I think the issue with Boruto is that when you compare him with Sarada, he does come off as being immature. I mean, his problem is that his dad is busy being Hokage and doesn't have anytime to come and play with his son (or from Boruto's perspective, put his family first ahead of the village). Boruto doesn't understand the responsibility that comes with Naruto's job that makes him unable to be around, and that in turn makes him act out, and since we don't see much from his perspective he comes across like a spoiled brat.
Sarada on the other hand, despite being the same age and not being as mature, is actually having a legitimate crisis in that she has no clue who she is in the world. She wants just to learn who she is, who her father is, why is he away what's he like etc. but instead of there being a reasonable, apparent explanation like with Boruto, she is meet with non-answers from everyone close to her to the point she has no idea why are people hiding the truth regarding her birth. And when she faces that, she decided instead of acting out to go to ask other people who might tell her (so she being more reasonable than a lot of the kids we seen so far, outside of maybe Inojin).
So it's easy to see Sarada as being more interesting than Boruto, because not only do we get heavily invested in seeing Sarada's perspective and inner thoughts, we also get to see her try and actively find out a solution to her problem. Compared with Boruto, who we only get to learn about from seeing little snippets whenever he runs into Sarada, and has been doing nothing (from what we see) except bout or pull pranks, it's easy to see him as not as interesting.

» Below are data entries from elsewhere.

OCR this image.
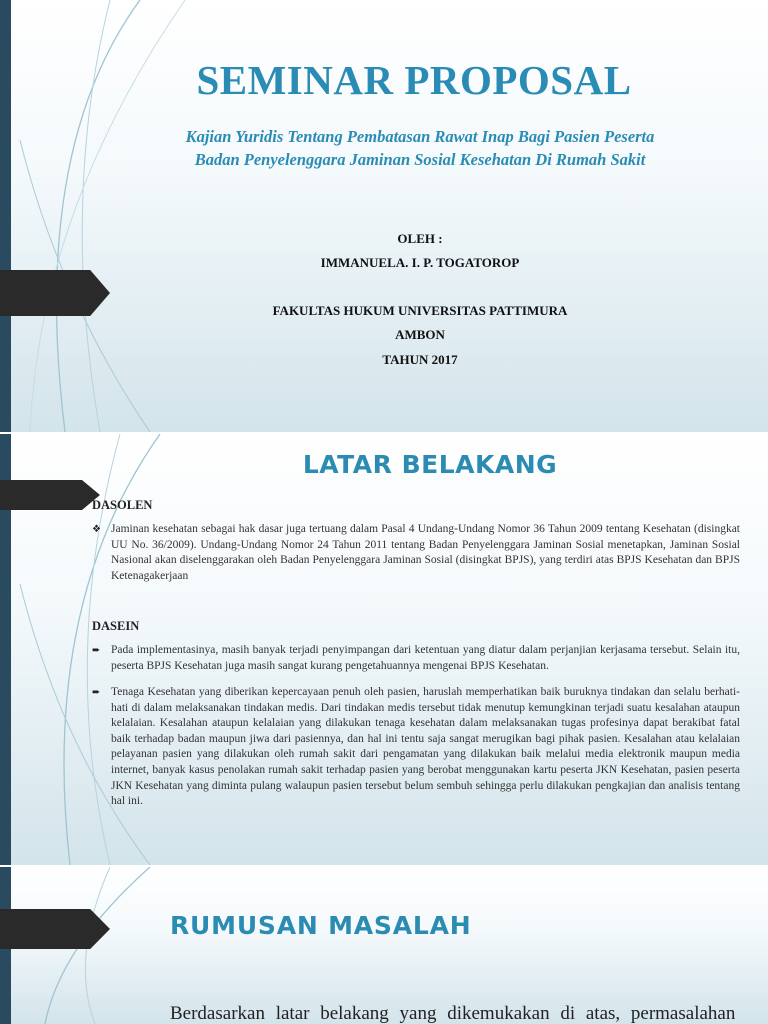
SEMINAR PROPOSAL
Kajian Yuridis Tentang Pembatasan Rawat Inap Bagi Pasien Peserta
Badan Penyelenggara Jaminan Sosial Kesehatan Di Rumah Sakit
OLEH :
IMMANUELA. I. P. TOGATOROP
FAKULTAS HUKUM UNIVERSITAS PATTIMURA
AMBON
TAHUN 2017
LATAR BELAKANG
DASOLEN
❖ Jaminan kesehatan sebagai hak dasar juga tertuang dalam Pasal 4 Undang-Undang Nomor 36 Tahun 2009 tentang Kesehatan (disingkat UU No. 36/2009). Undang-Undang Nomor 24 Tahun 2011 tentang Badan Penyelenggara Jaminan Sosial menetapkan, Jaminan Sosial Nasional akan diselenggarakan oleh Badan Penyelenggara Jaminan Sosial (disingkat BPJS), yang terdiri atas BPJS Kesehatan dan BPJS Ketenagakerjaan
DASEIN
➨ Pada implementasinya, masih banyak terjadi penyimpangan dari ketentuan yang diatur dalam perjanjian kerjasama tersebut. Selain itu, peserta BPJS Kesehatan juga masih sangat kurang pengetahuannya mengenai BPJS Kesehatan.
➨ Tenaga Kesehatan yang diberikan kepercayaan penuh oleh pasien, haruslah memperhatikan baik buruknya tindakan dan selalu berhati-hati di dalam melaksanakan tindakan medis. Dari tindakan medis tersebut tidak menutup kemungkinan terjadi suatu kesalahan ataupun kelalaian. Kesalahan ataupun kelalaian yang dilakukan tenaga kesehatan dalam melaksanakan tugas profesinya dapat berakibat fatal baik terhadap badan maupun jiwa dari pasiennya, dan hal ini tentu saja sangat merugikan bagi pihak pasien. Kesalahan atau kelalaian pelayanan pasien yang dilakukan oleh rumah sakit dari pengamatan yang dilakukan baik melalui media elektronik maupun media internet, banyak kasus penolakan rumah sakit terhadap pasien yang berobat menggunakan kartu peserta JKN Kesehatan, pasien peserta JKN Kesehatan yang diminta pulang walaupun pasien tersebut belum sembuh sehingga perlu dilakukan pengkajian dan analisis tentang hal ini.
RUMUSAN MASALAH
Berdasarkan latar belakang yang dikemukakan di atas, permasalahan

I think we might be able to empathise with Boruto more if we see more from his perspective (I mean, I do get where he is coming from, since I had a father I loved and wanted to be with as long as possible, and as a kid didn't understand why I couldn't spend all time with him) and see as he comes to terms with his dad not being around as much as when he was a kid.
But I guess that is what the movie is for.
As for Naruto and Sakura being interesting characters ... Naruto is for sure (even if the core of his character and its arc is simplistic and traditional, he has 700 chapters to flesh him out) but Sakura was hardly ever interesting to start with, and he development in the main series had been minimal to nonexistent towards the end. Making more fleshed out characters than her isn't that difficult.
Affinity has to be by inheritance otherwise it wouldn't stay so consistent for each clan. And while I'm sure Kishimoto won't ever go into scientific detail about the genetics at this point, it wouldn't be a stretch to assume that while personal and clan affinities can be inherited, trained affinities can't. Because it would make inheritance a moot point if you could train your genetics like that.
Unless the clans had some Sage of Six Paths mojo that allows for anyone of them to switch or gain the required affinities for their clan.
Then again, even if trained affinities can't be passed on, that might be a moot point with Naruto and Sasuke since they didn't exactly train to gain their new affinities, so much as awakened their inherent Demi-God gene that their past lives always had or something.
But that still works for Bolt since Hinata's personal affinity is either Lightning or Fire. And since Hyuga's seem to have an affinity for fire, you could see Hinata being in the same position Sasuke was: their personal affinity is lightning and then they get fire as a bonus thanks to their clan. Hence Bolt the lightning user.
I suspect that would be the justification for it, yes.
Unless it turns out Naruto Demi-God gene overrode that and Boruto has all affinities, but decided to learn Lightning first because Sasuke was his master.